On April 11, 2017, Fields signed with the Bridgeport Bluefish of the Atlantic League of Professional Baseball. In 85 appearances for Bridgeport, he batted .297/.387/.487 with 12 home runs, 51 RBI, and one stolen base.

===Long Island Ducks===
On November 1, 2017, Fields was drafted by the Long Island Ducks in the Bridgeport Bluefish dispersal draft. Fields played in 96 games for the Ducks in 2018, hitting .267/.346/.425 with nine home runs, 40 RBI, and 12 stolen bases.

Fields played in 89 contests for Long Island during the 2019 season, batting .244/.325/.453 with 14 home runs, 36 RBI, and 11 stolen bases. Fields did not play in a game for the team in 2020 due to the cancellation of the season because of the COVID-19 pandemic.

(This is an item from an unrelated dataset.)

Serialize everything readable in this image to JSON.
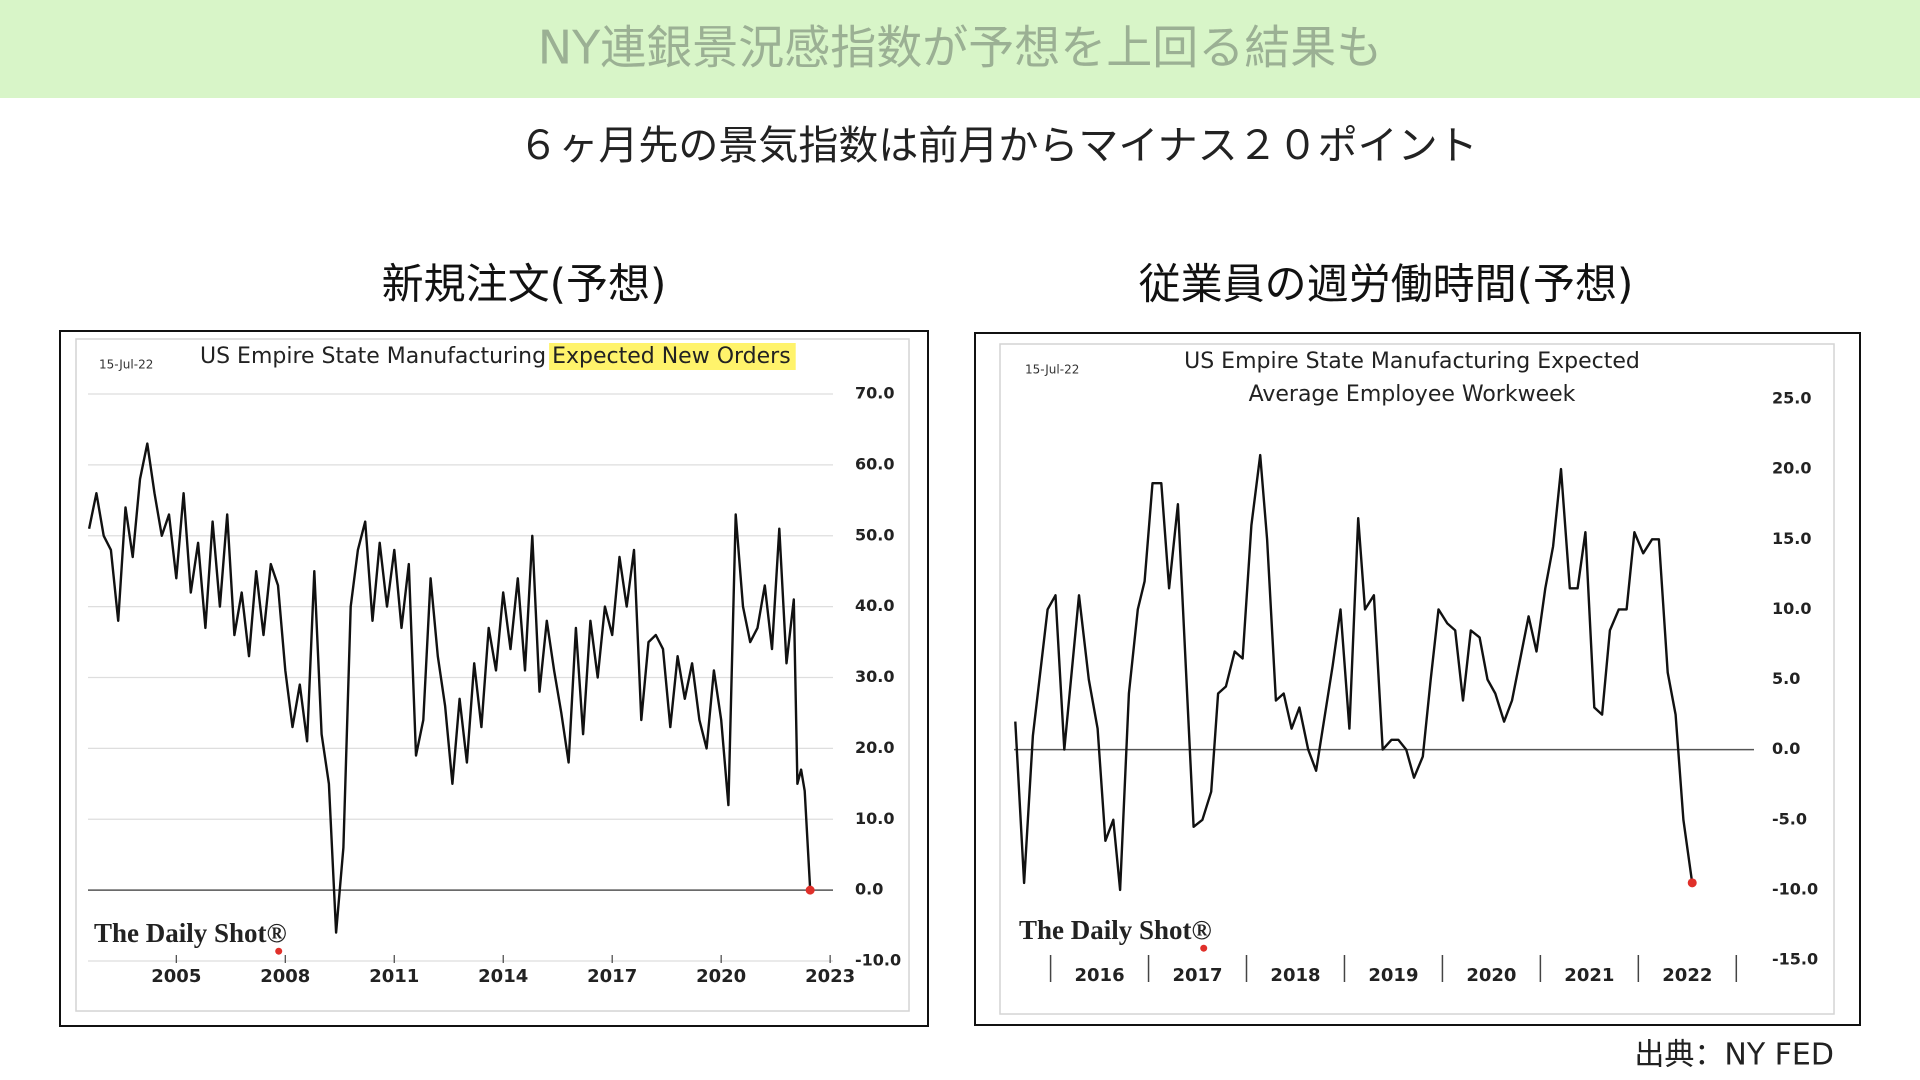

Fields made 77 appearances for the Ducks in 2021, slashing .299/.409/.560 with 12 home runs, 48 RBI, and five stolen bases. He played in seven games for Long Island in 2022, and went 5-for-25 (.250) with one home run, four RBI, and one stolen base.

===Charleston Dirty Birds===
On May 10, 2022, Fields was traded to the Charleston Dirty Birds in exchange for a player to be named later. However, three days later, Fields retired from professional baseball.

==Personal life==
Fields is the son of former MLB player, Bruce Fields.